Not his presence, not his touch, nothing would save me here. I was alone in this. While he would be protected because of his title, while he would be safe because he was a man, I was a sinking ship in the middle of the sea, alone.
We moved down the steps. The crowd parted. I wondered if they moved out of respect, or if they were horrified and feared my sinful nature would taint them.
“It makes you unique,” he said.
“In a bad way.” I’d seen more than one person turn to his or her neighbor to whisper. “I’m inappropriate.”
Damn him, why had he not prepared me better? This, I realized, was what my future would hold if I became his mistress. Why did I have a feeling that this ball was a warning?
My hands grew clammy under my gloves. This was a mistake. A horrible mistake. I didn’t belong here. I didn’t belong where people sipped champagne, where the floors were polished marble, where exotic palms and ferns grew in potted planters around the large room. I certainly didn’t belong where the women wore so many jewels that they could have fed everyone in the slums for a year. I belonged with the dirt, the grime, the desperation and hunger.
“Would you like something to drink, my lord?” a servant asked, suddenly appearing at our side. I should have been serving drinks. Should have been in the retiring room, fixing hems. “Wine? Champagne?”
I felt like I’d been branded his, and all could see. Stained a sinful, immoral woman. The candlelight wavered in and out of focus. The very room seemed to tilt. Why had he brought me here? I glanced up at Gabe.

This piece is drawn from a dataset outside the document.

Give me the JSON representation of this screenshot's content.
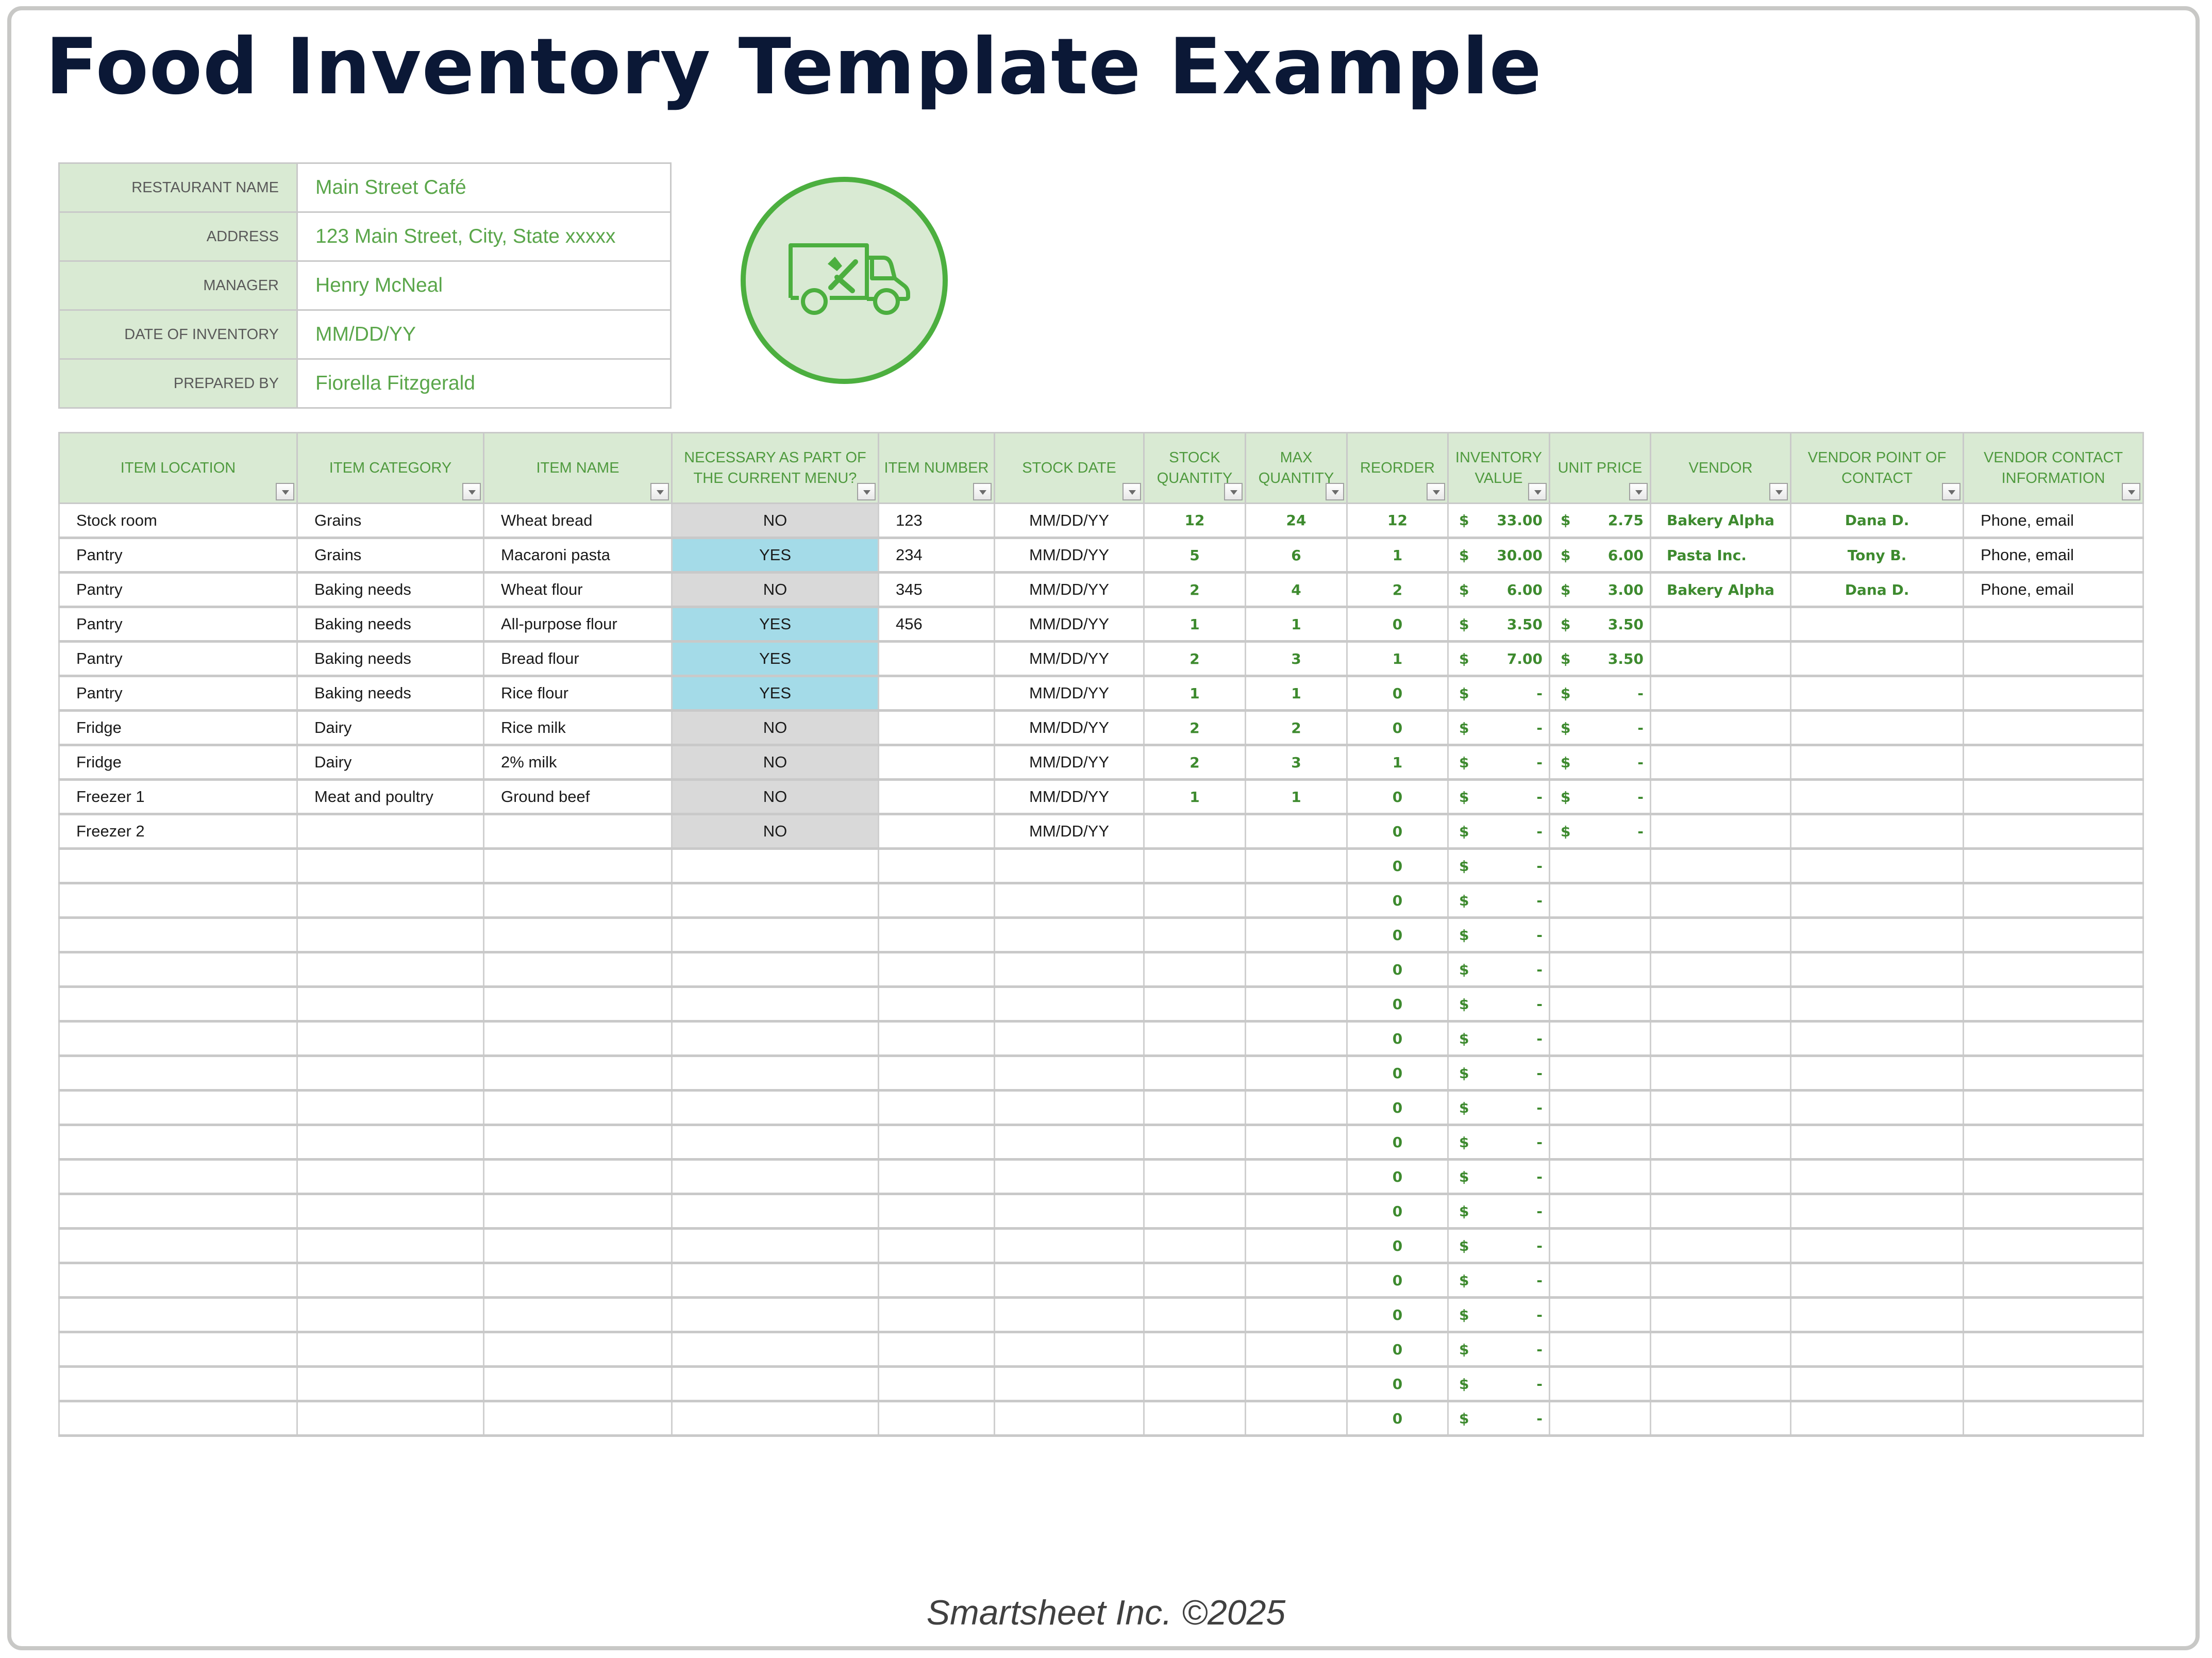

So arrogant, so sure of himself, so indifferent at my side. Nothing bothered him. Had he truly believed his acquaintances would accept me? Or was I missing something?

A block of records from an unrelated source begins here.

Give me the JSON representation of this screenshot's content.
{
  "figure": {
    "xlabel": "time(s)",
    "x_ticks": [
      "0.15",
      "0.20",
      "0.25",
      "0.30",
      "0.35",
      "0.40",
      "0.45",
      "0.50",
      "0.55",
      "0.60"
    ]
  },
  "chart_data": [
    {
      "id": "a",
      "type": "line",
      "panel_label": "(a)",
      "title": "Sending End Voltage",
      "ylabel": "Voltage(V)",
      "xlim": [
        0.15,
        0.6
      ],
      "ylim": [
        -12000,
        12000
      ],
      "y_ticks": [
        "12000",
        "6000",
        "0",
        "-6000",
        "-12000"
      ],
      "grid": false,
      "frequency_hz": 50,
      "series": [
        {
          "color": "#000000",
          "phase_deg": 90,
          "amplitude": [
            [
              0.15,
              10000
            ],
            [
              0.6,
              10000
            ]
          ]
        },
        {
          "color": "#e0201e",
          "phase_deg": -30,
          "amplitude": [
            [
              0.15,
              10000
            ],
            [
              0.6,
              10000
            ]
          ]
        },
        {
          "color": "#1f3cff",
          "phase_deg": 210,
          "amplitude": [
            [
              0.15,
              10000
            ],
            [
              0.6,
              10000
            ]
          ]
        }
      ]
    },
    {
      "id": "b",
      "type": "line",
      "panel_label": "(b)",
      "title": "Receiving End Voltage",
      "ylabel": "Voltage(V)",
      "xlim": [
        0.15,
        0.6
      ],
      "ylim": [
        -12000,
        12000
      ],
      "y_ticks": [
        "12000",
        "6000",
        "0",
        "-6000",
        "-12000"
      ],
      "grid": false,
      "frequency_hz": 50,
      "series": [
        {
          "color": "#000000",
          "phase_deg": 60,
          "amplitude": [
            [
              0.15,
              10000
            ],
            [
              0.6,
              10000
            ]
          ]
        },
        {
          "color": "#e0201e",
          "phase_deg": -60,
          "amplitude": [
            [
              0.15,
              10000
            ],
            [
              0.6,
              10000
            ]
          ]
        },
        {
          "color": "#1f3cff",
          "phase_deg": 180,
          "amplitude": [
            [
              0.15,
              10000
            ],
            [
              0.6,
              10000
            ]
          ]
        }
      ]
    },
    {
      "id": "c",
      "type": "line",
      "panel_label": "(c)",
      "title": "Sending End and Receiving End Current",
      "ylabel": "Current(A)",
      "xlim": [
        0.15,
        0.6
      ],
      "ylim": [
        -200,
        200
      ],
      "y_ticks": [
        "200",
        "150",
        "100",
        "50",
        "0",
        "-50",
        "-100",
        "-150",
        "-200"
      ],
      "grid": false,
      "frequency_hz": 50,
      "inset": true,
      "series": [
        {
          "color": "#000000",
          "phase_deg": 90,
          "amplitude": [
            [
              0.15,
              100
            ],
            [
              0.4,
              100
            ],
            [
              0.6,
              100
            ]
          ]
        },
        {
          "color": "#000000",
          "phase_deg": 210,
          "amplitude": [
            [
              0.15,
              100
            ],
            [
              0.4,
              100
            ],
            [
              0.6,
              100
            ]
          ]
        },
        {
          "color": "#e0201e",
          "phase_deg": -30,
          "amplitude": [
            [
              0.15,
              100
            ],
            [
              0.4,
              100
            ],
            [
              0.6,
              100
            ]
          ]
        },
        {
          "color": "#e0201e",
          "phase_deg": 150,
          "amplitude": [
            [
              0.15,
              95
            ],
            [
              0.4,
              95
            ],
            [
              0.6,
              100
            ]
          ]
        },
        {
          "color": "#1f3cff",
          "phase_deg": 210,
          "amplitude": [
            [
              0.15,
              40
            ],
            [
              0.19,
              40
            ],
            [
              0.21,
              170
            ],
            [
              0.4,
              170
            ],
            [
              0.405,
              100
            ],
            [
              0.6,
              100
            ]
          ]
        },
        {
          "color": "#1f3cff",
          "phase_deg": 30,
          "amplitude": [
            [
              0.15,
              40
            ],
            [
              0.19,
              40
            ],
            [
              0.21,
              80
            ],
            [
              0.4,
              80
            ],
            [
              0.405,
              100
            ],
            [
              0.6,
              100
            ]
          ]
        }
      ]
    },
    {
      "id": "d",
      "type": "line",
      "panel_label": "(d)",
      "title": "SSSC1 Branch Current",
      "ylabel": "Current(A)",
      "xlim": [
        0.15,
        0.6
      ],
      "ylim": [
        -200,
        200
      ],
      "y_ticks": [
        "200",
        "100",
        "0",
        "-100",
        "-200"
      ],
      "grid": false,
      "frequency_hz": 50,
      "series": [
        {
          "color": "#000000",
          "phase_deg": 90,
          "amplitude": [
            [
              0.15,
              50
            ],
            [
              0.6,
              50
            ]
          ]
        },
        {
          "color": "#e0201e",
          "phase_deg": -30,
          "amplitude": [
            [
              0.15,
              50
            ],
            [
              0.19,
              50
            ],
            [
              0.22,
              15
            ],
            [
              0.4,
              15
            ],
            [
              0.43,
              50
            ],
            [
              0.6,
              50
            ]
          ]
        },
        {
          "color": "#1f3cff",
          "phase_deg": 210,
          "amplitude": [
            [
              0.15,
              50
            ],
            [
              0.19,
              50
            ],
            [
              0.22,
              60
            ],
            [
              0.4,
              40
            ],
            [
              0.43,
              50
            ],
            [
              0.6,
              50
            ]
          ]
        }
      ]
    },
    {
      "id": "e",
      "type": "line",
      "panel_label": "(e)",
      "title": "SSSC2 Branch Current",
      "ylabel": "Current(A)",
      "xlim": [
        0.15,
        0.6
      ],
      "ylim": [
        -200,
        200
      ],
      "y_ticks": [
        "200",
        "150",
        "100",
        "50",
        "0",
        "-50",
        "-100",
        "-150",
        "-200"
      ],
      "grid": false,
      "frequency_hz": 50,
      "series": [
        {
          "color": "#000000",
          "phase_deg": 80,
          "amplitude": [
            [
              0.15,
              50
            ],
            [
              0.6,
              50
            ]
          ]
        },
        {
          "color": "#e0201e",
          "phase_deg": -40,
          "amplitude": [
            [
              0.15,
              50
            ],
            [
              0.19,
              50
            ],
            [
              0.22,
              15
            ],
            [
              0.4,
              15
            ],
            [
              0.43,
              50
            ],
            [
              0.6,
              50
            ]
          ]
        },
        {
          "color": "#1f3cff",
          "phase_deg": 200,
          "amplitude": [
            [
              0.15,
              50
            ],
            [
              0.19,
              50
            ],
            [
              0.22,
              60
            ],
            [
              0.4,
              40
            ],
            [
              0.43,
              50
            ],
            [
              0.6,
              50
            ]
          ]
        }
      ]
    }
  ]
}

A young woman brushed by us. Her slow scan of my body left me feeling naked and ashamed. She turned immediately to her friend and whispered something. They both laughed. All the reassurance I’d received in the carriage on the way here vanished with her whispered words.
Gabe took a flute of champagne from a tray and held it out to me, completely ignorant, or indifferent, to their mockery. “Here. Drink.”
The candlelight blurred. The scent of pine branches, perfumes and flowers overwhelmed me. I felt ill. Dizzy. The orchestra started to play. Couples swept out onto the dance floor. For a blessed moment, I was ignored. The perfect time to escape.